Review: Timothy Jay Smith – The Fourth Courier

The Fourth Courier
Timothy Jay Smith

The Fourth Courier brings together a straight white FBI agent and gay black CIA officer as they team up to uncover a gruesome plot involving murder, radioactive contraband, narcissistic government leaders, and unconscionable greed in 1992 Warsaw, Poland.

This is a very. serious. novel. Literature people, literature. Which I can enjoy and appreciate some of the time – Witchcraft Couture for example. But this novel? I ploughed through this novel, and I didn’t really come up for air. I didn’t really enjoy it, even if I appreciated some aspects of it.

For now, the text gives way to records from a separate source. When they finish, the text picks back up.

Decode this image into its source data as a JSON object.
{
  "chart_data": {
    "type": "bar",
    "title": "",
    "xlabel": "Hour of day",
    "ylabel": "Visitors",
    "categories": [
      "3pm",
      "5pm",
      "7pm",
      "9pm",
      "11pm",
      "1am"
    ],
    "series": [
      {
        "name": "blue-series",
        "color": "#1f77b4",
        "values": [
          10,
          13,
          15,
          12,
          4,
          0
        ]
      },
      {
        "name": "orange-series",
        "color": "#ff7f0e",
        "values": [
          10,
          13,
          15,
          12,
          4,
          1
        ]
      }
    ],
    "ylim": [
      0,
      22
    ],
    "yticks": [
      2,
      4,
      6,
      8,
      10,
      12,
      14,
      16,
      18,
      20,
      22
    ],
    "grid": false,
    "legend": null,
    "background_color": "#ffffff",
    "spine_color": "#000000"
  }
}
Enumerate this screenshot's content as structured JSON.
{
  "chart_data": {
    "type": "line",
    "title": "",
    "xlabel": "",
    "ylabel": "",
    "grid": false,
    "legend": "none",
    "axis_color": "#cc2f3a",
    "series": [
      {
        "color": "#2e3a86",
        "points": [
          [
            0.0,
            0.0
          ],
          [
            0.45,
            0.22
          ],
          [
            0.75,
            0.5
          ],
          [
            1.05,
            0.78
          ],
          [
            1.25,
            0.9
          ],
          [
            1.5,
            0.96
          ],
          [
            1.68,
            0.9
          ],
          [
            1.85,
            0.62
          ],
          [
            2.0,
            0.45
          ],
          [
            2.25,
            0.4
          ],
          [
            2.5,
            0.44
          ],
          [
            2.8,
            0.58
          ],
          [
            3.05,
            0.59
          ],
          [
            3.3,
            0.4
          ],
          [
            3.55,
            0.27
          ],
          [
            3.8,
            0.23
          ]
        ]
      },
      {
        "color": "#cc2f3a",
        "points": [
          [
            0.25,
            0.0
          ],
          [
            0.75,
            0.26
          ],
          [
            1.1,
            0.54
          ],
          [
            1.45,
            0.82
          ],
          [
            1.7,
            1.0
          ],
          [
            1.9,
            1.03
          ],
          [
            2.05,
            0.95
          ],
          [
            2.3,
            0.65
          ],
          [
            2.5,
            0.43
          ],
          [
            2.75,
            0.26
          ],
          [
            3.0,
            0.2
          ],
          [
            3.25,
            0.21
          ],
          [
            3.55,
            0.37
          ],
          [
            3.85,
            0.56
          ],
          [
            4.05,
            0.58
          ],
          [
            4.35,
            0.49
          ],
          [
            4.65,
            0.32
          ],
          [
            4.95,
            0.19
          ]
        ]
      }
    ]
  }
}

The real world grittiness of this novel was deeply atmospheric and I felt as if I was standing on the banks of the frozen dirty river watching the dead men examined by their killers. I walked the streets of Warsaw with Porter  and sat in the bar with Mladic. And in fact, I could have done without Mladic’s sex scenes which seemed to me vaguely gratuitous and certainly misogynistic and awkward to read.

What I think could have improved this novel were less perspectives. Jay felt like the main character and the person that the reader should be rooting for. So it would have been ok in my opinion to simply narrow it to his and Crawford’s perspective. Because adding all the others meant that I didn’t feel as much suspense as I might have. It’s not really a mystery when you can already tell who the bad guys are.

For quite some time I didn’t realise why it was important that Crawford was gay. It was a major selling point from the author for me to review it and from the blurb it seemed like he would be a major player. Instead while it was important for ONE crucial plot point, the rest of the time it was just a thing that I kept thinking was important.

Aleks was certainly able to give up heroin very quickly. And the ending was really quite questionable. What will happen in the future? What about that coat check?

I’m giving this 3 stars, but I think for the right audience it could be right up there in a 4-5 star range. I received a copy of this novel directly from its author (who I also interviewed here).